Sustainable digital solutions aid in transforming Africa’s agricultural sector
African farmers will tell you that they have land and water, but why is it so hard to make a living from it? Simple answer, they don’t have money. They lack the resources needed to work the land, especially during harvest time.
Bringing digital solutions to African farmers
The EU-funded NADiRA project contributes to develop agriculture in Africa using sustainable digital farming solutions. This means industrialising the incorporation of Earth observation products from Copernicus sensors’ data as Internet of Things and mobile devices giving stakeholders the key information to invest in smallholder farming. “Digital technologies offer a unique opportunity to transform and secure agriculture in Africa. Through new ecosystems development inside the smallholder value chains, transparency, inclusiveness and efficiency are improved,” explains Daniel Annerose, CEO of Manobi Africa, a key project partner. This digital innovation will reduce investment risk for agro-industrial stakeholders, notably bankers, insurers, input suppliers and food processors, and at the same time help increase the availability of credit and improve smallholder productivity. “Imagine that we can reduce interest rates on smallholder loans, which today are very high in Africa — anywhere between 20 and 30 %. Then we’d do a fantastic service to smallholder farmers. Because what they really need, first and foremost, is money,” says Pierre Sibiry Traoré, project partner.

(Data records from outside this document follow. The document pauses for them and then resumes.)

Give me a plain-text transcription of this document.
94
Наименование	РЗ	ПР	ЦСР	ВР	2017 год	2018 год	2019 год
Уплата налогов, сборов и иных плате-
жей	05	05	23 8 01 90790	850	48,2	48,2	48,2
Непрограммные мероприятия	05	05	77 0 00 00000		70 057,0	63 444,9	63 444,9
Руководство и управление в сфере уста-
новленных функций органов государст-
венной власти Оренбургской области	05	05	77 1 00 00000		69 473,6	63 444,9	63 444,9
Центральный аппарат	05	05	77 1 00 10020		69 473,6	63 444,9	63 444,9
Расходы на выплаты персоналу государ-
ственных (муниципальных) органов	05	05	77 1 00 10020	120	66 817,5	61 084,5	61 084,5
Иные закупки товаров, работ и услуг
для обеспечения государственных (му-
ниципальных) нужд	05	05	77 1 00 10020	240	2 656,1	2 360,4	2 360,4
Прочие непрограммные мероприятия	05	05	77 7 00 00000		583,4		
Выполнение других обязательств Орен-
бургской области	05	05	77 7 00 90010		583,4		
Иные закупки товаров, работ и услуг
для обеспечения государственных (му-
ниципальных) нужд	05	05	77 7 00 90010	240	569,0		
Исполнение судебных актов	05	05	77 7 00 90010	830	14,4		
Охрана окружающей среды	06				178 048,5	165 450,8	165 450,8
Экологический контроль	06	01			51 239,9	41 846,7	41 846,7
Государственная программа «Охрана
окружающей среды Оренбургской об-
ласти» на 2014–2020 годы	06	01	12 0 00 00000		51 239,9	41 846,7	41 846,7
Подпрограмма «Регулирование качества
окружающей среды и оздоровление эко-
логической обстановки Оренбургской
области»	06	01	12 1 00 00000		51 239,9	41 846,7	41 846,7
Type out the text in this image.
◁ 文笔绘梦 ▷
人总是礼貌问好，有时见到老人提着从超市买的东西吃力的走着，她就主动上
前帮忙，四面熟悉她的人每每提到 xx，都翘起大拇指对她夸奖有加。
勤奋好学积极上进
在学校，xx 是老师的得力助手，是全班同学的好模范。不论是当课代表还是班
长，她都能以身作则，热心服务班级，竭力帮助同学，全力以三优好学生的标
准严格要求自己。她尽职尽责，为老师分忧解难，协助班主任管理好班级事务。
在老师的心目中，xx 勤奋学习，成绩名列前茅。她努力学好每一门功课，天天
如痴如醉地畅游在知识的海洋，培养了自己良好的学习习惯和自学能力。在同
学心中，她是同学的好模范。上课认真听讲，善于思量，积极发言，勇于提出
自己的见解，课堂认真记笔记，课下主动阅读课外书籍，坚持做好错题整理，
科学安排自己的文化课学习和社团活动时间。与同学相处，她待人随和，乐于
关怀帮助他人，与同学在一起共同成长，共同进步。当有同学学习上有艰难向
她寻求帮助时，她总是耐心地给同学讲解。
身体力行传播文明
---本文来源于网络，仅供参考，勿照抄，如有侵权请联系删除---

A closer look at the digital tools
The project leverages its partners’ digital tools agCelerant™ agricultural business platform and Geospatial Exploitation Software Platform (GEP) of Spacebel — providing a unique opportunity to transform and secure agriculture in Africa in three important areas: real time agriculture monitoring, innovative rural job market development and equitable inclusion. The NADiRA project contributed to interface the GEP with agCelerant™, enabling organisation, discovery, collection and management of large quantities of georeferenced data in a fully automated processing system. This comprehensive solution combining digital tools with an innovative business model provides concurrent detection of field-level agricultural events, monitoring of crop response, and production forecasts based on combined field and Earth observation data streams. Both data streams are essential for operational exploitation and scalability, particularly in varied smallholder agriculture.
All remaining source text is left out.